Önceki paragrafta özetlenen yaklaşım gibi, ilaçların bir kombinasyonunu kullanmanın yanı sıra, raporlar ayrıca, Taxotere denilen bir ilaçla kemoterapinin ilavesinin hayatta kalmayı daha da iyileştirme potansiyeline sahip olduğunu göstermektedir. Bu tür sonuçlar ön sırada olsa da, Taxtandere'nin Xtandi ya da Zytiga ile kombinasyonunu değerlendiren çalışmalar bu yaklaşımın mümkün olabileceğini göstermektedir.

Sonuç

Prostat kanseri ameliyattan sonra tekrarlayan erkekler, tek-boyutta-tüm tedavi yaklaşımını benimseyemezler. PSA iki katına çıkma zamanı çok yavaş olduğunda, erkekler güvenli bir şekilde izlenebilir. PSA iki katına çıkma süresi biraz daha hızlı olduğunda, radyasyon, Lupron veya her ikisi de on yıldan uzun bir süredir hastalık progresyonunu etkili bir şekilde önleyebilir. Çok hızlı bir PSA ikiye katlanması ile işaret edilen agresif nüksleri olan erkeklerin, kombinasyon halinde çoklu tedavilerin başlatılmasını kuvvetle düşünmeleri gerekir.

> Kaynaklar:

> Kishan AU ve diğ. Radyoterapi veya radikal prostatektomi ile tedavi edilen Gleason skoru 9–10 prostat adenokarsinomlu hastalar için klinik sonuçlar: Çok kurumlu bir karşılaştırmalı analiz. Avrupa Ürolojisi . 71.5: 766, 2017.

> Nabid A ve diğ. Yüksek riskli prostat kanserinde androjen yoksunluğu tedavisi süresi: Randomize bir çalışma. Klinik Onkoloji Dergisi. 31.18 suppl: LBA4510, 2013.
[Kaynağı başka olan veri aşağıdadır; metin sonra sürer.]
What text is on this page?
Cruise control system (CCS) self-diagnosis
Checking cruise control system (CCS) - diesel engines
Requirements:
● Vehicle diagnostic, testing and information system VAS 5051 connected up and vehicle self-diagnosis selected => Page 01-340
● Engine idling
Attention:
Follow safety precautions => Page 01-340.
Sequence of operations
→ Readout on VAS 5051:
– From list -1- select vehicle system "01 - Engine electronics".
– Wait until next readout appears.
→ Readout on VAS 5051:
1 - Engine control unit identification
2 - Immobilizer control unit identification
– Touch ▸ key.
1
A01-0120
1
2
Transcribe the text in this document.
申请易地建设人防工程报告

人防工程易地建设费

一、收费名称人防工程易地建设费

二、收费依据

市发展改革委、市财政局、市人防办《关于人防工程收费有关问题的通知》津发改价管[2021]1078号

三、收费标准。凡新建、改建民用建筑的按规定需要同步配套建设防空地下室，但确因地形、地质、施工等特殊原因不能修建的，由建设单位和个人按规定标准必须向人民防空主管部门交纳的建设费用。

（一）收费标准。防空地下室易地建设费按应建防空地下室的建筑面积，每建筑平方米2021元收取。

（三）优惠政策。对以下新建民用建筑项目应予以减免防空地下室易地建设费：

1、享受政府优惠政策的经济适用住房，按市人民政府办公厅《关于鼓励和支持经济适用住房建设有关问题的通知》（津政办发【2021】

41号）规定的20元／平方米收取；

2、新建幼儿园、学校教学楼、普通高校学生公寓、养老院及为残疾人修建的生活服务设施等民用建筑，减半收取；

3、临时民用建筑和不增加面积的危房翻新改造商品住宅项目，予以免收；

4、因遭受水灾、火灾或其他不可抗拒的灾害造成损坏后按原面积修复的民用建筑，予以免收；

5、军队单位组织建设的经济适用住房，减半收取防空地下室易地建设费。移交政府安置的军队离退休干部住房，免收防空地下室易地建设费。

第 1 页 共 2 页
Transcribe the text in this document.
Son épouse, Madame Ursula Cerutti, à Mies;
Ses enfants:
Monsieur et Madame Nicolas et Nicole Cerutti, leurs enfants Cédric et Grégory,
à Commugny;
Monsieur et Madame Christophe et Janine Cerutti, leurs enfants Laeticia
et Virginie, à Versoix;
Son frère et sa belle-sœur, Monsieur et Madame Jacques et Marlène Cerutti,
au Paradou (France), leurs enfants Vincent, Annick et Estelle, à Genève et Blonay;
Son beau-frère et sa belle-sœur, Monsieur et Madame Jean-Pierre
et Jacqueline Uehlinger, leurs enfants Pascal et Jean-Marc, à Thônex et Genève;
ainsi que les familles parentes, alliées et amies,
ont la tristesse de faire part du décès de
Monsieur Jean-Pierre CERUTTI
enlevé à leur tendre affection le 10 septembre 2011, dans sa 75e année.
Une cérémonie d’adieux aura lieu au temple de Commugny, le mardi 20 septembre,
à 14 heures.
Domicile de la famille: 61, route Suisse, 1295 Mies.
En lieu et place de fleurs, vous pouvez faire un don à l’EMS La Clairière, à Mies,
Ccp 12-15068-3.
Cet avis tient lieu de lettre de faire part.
> Sandblom G ve diğ. Radikal prostatektomi sonrası prostat spesifik antijen nüksü olan hastalarda tümör tespiti ve lokalizasyonu için C11-asetat ile pozitron emisyon tomografisi. Üroloji 67.5: 996, 2006.

> Scholz M ve diğ. Gm-csf, düşük doz siklofosfamid ve selekoksibin prostat kanseri ve psa relaps cerrahisi veya radyasyon sonrası erkeklerde psa iki katına çıkma süresi (dt) üzerine retrospektif olarak değerlendirilmesi. Klinik Onkoloji Dergisi . 28.10 suppl: abstr e15061, 2010.